TORONTO, Dec 11 (Reuters) - Toronto-Dominion Bank (TD.TO), one of four lenders to the consortium that had planned to buy telecoms company BCE Inc (BCE.TO), will get a future income lift because of the deal’s failure, TD Bank Chief Financial Officer Colleen Johnston said on Thursday.
Accounting rules prompted TD to set aside reserves to reflect the fair value of its debt commitment after the deal was announced 18 months ago, she told an investor conference on Thursday.
“We were required to mark-to-market our commitment on that lending exposure and we have been steadily taking reserves on that position since the third quarter of 2007,” Johnston said at the Goldman Sachs financial services conference in New York.
“We do have a (BCE) reserve that will come back into income. We’re not disclosing the size of that reserve, but that will be positive in terms of our P&L,” she said, referring to the profit and loss statement.
Montreal-based BCE, Canada’s biggest telecoms company, struck an agreement to be bought by Ontario Teachers’ Pension Plan and three U.S.-based private equity partners about a year and a half ago.

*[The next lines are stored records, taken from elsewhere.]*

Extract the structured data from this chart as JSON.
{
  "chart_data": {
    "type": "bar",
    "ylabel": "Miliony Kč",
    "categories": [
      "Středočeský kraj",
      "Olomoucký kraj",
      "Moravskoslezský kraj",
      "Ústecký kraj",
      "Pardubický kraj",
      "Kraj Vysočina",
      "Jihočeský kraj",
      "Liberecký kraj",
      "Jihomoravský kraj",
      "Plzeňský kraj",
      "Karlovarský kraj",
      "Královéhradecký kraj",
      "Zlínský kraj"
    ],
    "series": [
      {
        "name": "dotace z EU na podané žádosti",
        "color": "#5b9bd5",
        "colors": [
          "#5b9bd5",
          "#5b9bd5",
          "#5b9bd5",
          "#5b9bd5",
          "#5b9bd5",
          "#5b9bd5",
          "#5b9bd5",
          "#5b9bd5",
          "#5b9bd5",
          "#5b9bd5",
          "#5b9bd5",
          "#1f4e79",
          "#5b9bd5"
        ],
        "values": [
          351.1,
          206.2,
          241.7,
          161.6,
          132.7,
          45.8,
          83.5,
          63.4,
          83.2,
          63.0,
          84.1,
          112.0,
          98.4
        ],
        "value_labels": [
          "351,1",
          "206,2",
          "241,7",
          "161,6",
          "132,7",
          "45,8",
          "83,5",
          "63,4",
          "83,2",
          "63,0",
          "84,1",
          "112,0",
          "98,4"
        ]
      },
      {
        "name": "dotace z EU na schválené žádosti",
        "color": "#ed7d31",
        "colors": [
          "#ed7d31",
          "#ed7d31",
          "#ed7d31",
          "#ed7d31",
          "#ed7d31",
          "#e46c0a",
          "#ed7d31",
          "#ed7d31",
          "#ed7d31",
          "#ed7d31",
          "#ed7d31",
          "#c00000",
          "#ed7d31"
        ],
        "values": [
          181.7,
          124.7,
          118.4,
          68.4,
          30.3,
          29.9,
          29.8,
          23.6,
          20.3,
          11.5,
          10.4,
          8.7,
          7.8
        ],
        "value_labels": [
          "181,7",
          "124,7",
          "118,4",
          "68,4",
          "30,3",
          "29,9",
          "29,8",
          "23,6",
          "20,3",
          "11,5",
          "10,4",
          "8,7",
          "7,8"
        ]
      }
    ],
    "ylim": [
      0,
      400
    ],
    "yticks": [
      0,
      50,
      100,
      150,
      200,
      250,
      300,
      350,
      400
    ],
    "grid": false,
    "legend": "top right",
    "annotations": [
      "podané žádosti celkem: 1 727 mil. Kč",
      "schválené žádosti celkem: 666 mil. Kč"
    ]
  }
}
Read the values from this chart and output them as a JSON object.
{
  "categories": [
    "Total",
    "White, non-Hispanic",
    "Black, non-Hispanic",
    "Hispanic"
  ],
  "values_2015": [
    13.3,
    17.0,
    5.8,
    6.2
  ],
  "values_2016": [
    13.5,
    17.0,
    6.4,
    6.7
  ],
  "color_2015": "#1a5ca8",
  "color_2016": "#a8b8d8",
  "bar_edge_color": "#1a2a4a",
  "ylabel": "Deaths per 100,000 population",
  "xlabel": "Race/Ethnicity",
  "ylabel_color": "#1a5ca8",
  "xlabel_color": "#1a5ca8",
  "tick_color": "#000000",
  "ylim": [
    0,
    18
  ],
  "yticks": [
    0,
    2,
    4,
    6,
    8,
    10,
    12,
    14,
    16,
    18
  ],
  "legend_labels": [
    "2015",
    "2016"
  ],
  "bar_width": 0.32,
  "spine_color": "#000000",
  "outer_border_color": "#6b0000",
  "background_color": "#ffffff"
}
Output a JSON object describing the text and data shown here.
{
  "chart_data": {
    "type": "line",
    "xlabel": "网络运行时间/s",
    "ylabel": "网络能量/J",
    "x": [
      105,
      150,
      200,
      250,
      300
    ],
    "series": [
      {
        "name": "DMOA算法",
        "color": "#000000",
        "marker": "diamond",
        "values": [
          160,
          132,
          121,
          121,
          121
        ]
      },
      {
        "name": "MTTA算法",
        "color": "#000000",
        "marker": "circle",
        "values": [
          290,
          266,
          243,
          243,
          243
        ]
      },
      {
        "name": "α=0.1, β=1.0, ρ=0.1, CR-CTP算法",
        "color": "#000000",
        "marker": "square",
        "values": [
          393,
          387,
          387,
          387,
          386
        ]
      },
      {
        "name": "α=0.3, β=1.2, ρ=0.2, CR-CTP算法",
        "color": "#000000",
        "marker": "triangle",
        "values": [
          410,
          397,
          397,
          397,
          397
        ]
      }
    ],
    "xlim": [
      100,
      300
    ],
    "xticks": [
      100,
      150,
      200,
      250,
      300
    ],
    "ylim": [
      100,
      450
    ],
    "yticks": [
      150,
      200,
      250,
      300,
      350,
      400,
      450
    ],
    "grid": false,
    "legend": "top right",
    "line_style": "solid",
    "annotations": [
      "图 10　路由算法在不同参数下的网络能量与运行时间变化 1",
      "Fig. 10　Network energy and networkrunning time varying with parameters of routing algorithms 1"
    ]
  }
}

The C$34.8 billion ($28.3 billion) deal, which would have been the world’s largest leveraged buyout, was derailed when accountants concluded that the new company would fail a key solvency test because of its huge debt load.
Johnston said that TD Bank’s Tier 1 capital ratio, which currently stands at 9.1 percent, will improve by 15 basis points because of changes to the bank’s risk-weighted assets as a result of the BCE sale falling through.
TD’s Tier 1 ratio should rise in the coming year along with retained earnings, she also said.
Some analysts have speculated that TD -- fresh from a C$1.4 billion common share offering -- might have to raise more capital, as its Tier 1 ratio is now at the low end of the range for Canadian banks, and investors are demanding higher cushions these days because of the global financial crisis.
But Johnston said the existing Tier 1 ratio “makes perfect sense” and TD’s high percentage of earnings from retail banking provides “a very solid anchor.”
“I do expect that we’ll continue to grow that ratio over the course of the year ... based on where we see earnings going and growth in retained earnings over that period,” she said.